For background on valuation caps and why investors may ask for them see What You Need to Know about a Convertible Note Cap. In fact, some investors will argue that a cap is common in almost “all” seed financings and that they “never” invest in an uncapped note. While capped notes are popular, founders should not assume that it is inevitable to have a cap or unusual not to have one. Many companies successfully negotiate uncapped convertible notes, and there are reasons when that approach makes sense:

  • A cap may have the unintended effect of imposing a “ceiling” on or otherwise anchoring the valuation upon which a new investor might be willing to invest in the first priced equity round. It is just human nature that the cap will likely be factored into the mix when determining valuation.
  • One of the main reasons an early-stage convertible note round is attractive is for speed of execution and avoiding a premature and usually arbitrary negotiation of valuation. A valuation cap can undercut both of these advantages because at least some time will now have to be spent on determining an appropriate valuation to use for the cap and negotiating that amount.
  • If the valuation cap ends up being a de facto negotiation of what the investor thinks is the current value of the company (which often is the case) then the founder ends up with the worst of both worlds. The valuation cap in this case effectively sets a valuation for the note investment, but if the priced equity round is lower than the cap then the investor gets the advantage of that downward price adjustment. This is effectively an equity round with a full-ratchet anti-dilution adjustment (which is extremely rare). In fact, this outcome is even better for investors than a full ratchet since they get the benefit of an additional discount to the price after the full ratchet. This is not a good outcome for the founders under any scenario –upside or downside.

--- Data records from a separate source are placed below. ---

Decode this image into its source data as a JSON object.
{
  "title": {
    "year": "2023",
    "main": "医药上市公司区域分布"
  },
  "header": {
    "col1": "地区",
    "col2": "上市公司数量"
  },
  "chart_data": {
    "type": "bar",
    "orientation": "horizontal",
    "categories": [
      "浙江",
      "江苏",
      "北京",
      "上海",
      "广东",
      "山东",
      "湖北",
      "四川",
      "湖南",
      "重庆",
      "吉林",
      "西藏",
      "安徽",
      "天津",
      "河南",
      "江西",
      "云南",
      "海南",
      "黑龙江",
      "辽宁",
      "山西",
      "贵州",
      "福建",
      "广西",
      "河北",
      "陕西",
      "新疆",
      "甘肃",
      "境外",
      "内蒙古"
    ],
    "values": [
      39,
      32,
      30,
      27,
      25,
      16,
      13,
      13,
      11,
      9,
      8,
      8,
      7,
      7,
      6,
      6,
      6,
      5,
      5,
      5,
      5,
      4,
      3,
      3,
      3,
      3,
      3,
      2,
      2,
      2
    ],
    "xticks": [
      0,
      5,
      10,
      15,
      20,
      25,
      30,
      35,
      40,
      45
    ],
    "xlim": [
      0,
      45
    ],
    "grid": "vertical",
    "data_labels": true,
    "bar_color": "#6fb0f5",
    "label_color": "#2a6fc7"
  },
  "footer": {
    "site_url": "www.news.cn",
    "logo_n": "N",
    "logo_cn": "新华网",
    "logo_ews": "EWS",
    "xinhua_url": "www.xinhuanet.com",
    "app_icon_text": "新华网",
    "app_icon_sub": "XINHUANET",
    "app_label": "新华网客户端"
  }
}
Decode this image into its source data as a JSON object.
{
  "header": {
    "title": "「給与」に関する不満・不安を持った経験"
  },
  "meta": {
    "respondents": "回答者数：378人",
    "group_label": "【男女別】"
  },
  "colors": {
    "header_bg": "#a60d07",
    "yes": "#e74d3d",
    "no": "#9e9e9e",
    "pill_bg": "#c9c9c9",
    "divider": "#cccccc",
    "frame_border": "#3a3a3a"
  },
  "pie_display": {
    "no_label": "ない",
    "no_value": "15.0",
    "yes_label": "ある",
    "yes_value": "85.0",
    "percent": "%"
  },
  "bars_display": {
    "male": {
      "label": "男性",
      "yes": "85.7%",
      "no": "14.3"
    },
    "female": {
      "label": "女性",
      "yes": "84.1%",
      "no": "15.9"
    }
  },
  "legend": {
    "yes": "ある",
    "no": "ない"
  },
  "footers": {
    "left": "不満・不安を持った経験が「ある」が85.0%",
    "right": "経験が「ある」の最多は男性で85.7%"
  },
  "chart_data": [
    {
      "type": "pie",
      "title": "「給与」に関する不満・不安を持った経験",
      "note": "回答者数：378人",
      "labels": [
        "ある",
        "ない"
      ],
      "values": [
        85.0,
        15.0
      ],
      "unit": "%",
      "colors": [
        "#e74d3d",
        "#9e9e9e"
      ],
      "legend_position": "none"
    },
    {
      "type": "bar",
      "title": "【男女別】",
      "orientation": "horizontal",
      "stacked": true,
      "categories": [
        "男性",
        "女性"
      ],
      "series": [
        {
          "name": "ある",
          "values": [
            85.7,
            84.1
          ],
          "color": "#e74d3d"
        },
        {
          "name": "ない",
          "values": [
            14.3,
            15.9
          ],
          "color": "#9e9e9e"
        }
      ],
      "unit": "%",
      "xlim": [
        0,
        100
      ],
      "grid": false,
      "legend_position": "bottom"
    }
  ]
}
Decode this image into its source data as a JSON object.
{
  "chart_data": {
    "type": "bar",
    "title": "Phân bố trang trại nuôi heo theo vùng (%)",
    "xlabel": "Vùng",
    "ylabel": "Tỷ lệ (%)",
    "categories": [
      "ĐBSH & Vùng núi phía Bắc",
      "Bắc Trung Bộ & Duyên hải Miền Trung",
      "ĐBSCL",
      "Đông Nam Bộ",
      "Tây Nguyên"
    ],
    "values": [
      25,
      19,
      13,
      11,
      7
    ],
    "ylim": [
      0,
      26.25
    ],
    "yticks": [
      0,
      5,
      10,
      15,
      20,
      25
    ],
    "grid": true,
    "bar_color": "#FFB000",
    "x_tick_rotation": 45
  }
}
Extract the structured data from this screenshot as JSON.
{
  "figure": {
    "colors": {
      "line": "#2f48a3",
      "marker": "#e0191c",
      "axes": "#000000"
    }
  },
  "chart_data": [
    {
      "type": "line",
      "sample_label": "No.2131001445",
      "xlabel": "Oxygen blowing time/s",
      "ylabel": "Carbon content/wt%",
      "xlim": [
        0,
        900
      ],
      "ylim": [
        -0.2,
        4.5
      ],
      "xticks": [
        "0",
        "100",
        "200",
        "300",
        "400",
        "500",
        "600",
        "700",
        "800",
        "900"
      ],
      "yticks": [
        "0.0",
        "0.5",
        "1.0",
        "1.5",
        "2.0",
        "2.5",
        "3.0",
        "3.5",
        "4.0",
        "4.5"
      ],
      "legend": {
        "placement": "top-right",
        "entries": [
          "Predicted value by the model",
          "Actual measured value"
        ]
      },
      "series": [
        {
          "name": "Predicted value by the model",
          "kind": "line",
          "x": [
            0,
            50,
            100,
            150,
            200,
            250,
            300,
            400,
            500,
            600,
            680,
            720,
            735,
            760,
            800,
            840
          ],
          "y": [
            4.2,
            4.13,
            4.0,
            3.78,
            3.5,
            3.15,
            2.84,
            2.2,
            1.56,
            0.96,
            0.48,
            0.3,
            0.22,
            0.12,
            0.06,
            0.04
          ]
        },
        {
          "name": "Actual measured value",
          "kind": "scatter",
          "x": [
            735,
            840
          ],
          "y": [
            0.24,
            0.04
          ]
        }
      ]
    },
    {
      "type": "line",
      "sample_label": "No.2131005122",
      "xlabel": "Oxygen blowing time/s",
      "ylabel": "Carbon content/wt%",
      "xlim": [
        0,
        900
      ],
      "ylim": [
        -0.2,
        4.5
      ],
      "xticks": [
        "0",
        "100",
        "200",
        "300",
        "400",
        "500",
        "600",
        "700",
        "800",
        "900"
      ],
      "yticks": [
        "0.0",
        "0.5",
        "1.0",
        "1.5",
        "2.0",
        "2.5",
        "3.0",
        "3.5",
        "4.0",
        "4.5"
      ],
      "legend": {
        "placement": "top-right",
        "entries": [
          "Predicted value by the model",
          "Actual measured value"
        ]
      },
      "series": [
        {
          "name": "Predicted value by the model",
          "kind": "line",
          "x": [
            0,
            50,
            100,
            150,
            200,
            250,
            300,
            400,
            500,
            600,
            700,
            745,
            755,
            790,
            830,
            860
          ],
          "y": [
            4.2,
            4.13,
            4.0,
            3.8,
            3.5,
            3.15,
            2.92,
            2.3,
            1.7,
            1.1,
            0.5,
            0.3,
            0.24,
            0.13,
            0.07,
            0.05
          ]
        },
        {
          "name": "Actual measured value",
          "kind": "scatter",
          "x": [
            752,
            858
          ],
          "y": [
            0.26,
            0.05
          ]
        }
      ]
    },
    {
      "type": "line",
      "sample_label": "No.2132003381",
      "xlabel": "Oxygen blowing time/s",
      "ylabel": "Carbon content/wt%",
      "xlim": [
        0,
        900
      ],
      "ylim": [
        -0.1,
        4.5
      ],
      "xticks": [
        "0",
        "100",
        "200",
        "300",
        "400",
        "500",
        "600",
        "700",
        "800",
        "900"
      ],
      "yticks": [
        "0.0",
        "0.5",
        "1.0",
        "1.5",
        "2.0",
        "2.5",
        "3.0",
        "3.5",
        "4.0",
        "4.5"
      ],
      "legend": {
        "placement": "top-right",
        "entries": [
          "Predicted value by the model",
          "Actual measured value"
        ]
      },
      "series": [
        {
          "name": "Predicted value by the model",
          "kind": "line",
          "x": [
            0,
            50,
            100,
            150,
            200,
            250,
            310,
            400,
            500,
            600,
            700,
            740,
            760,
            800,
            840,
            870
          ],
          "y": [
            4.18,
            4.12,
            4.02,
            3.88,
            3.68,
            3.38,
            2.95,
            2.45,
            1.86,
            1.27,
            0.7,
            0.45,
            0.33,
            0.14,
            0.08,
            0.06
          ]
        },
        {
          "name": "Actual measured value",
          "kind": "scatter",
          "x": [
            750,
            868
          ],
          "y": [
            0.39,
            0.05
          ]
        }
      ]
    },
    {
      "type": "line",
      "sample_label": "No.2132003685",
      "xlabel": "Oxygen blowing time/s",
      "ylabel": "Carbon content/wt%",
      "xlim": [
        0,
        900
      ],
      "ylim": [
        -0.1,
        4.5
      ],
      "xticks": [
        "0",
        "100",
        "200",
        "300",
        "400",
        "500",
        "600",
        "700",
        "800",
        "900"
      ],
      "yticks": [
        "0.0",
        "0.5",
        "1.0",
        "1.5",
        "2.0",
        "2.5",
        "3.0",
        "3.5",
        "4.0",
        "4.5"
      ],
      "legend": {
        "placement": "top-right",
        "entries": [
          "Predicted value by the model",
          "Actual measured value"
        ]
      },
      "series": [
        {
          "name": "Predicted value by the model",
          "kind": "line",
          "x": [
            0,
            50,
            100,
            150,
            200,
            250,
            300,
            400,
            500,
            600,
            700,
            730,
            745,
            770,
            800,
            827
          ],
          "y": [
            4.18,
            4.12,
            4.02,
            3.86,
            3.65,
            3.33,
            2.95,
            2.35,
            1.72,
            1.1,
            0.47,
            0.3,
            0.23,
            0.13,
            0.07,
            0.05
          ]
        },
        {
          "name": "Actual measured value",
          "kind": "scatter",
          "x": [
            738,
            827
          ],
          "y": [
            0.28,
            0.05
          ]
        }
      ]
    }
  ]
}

An uncapped note, on the other hand, might help reinforce a company’s image as a hot company with some leverage, help create momentum and attract better investors, more money and a higher valuation in the priced equity round.

Of course none of these reasons are conclusive. Ultimately, whether or not a cap is included in a convertible note financing almost always comes down to who has the most leverage in the negotiation. A hot company that has early stage investors knocking down its door likely will have greater success in negotiating for an uncapped note than a company desperately seeking funding to keep the company alive.

If a company does end up on the wrong side of the leverage equation and has to agree to a cap, then it should at the very least ensure that the negotiated cap is at a valuation higher than the company could achieve if it were to do a priced equity round instead. A cap in its purest form should be protection against an unexpected run-up in valuation in the priced round and not a negotiation of current price. The founders might also want to limit the size of the round if possible to try to reduce the negative impact the cap may have down the line.